Tutto ciò, complicato inoltre da motivazioni nazionaliste, etniche; da una cultura semi distrutta
che risorge dalle macerie per gridare allo Stato la sua voglia di esistere, di essere libera. Una
cultura sbandierata sia dai reazionari che dai socialisti antiautoritari. I primi giustificano con la
sua esistenza la volontà di un ritorno alle origini dalle connotazioni razziste; i secondi
recuperano le peculiarità sociali della bascheità (parola da essi stessi coniata) per rivendicare il
diritto all’autodeterminazione.
Tutto ciò inserito in un panorama mondiale di guerra, postguerra, improbabili riciclaggi di poteri,
CEE, NATO, Usa e il suo ruolo di conduttore - pacificatore del mondo. Interessi internazionali, o
meglio intercontinentali, che hanno avuto una influenza non indifferente nel riciclaggio dello
Stato spagnolo. Dopo la dittatura di Francisco Franco, per paura del comunismo (o con la scusa
di tal paura) la Spagna è “rinata” conservando sostanzialmente le stesse strutture di governo, gli
stessi uomini al potere, la stessa discussa polizia; ma, finalmente, con il nome di democrazia.

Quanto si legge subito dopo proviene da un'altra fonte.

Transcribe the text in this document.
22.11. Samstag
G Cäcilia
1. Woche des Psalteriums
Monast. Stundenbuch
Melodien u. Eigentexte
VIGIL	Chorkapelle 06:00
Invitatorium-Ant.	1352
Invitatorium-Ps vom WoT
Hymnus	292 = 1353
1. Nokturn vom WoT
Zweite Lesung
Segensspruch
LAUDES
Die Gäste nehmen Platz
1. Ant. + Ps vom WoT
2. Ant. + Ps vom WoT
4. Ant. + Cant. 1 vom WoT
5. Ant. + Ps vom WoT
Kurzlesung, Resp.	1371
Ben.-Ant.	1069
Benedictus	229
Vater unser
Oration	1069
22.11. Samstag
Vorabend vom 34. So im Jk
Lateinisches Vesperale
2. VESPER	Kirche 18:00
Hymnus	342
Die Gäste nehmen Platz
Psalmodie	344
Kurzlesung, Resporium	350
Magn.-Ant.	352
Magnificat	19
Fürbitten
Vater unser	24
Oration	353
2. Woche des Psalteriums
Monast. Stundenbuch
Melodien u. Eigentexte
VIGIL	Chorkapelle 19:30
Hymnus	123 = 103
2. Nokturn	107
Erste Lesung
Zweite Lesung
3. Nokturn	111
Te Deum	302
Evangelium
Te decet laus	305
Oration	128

“Nel 1982 dei tredici uffici superiori della polizia nove erano diretti da ex membri della Brigada
Politico Social (N.d.R. Corpo speciale franchista)”.(Miralles, Melchor y Arquès, Ricardo, 1989,
p. 93)
Democrazia che rende assurda qualsiasi richiesta di autonomia, che rende terroristi tutti coloro
che lottano per l’indipendenza, che si veste di pace con nastrini azzurri per la libertà di un
secondino (sequestrato da ETA) nonostante sia risaputo che nelle prigioni spagnole sia
comunemente praticata la tortura sui detenuti, come dimostrato anche dalle continue denunce di
Amnesty International.
Tutto ciò con l’appoggio della comunità internazionale e degli Usa che condannano solo il
terrorismo scomodo. Scrive Chomski “[...] se fossimo minimamente seri nel combattere il
terrorismo, la nostra preoccupazione principale si dirigerebbe ai casi più seri: al terrorismo su
grande scala, condotto generalmente dagli Stati o dai loro agenti, dentro o fuori dalle proprie
frontiere”.(in AA.VV., 1980 p.40)
I baschi si trovano quindi tra due fuochi, la violenza di ETA e quella dello Stato: come
percepiscono tutto ciò? “Solo un quarto della popolazione [...] si sente coinvolta nella sua vita
personale dalla violenza politica. Proporzione che si riduce drasticamente rispetto alla violenza
diretta dell’insurrezione politica armata. Paradossalmente, è più esteso il timore di una possibile
azione repressiva delle forze dell’ordine che dell’esperienza personale con la violenza
sovversiva.
(Olabunenaga e altri, p.132)
Nel mio lavoro cercherò di evidenziare una relazione diretta (che io ipotizzo esistere) tra le
azioni compiute da ETA, o meglio tra la sua strategia, e la maggiore/minore adesione alle idee
indipendentiste della popolazione di Euskadi Sud
. La mia ipotesi iniziale è che, in relazione al tipo di azioni di questo gruppo armato e alla
crudezza della stesse, si producono cambi peculiari nelle simpatie all’indipendentismo. Questo
avviene a livello nazionale spagnolo ma assume caratteristiche peculiari in Euskadi dove il
coinvolgimento è più diretto e profondo.
Data l’estensione spazio - temporale della situazione, non mi cimenterò in una raccolta dati
diretta che sarebbe quantitativamente ridicola ed obbligatoriamente ridotta nel tempo, ma tenterò
di analizzare le informazioni già disponibili quali i sondaggi d’opinione e l’andamento dei
risultati elettorali, con particolare attenzione ai partiti indipendentisti: PNV, HB, EE, EA.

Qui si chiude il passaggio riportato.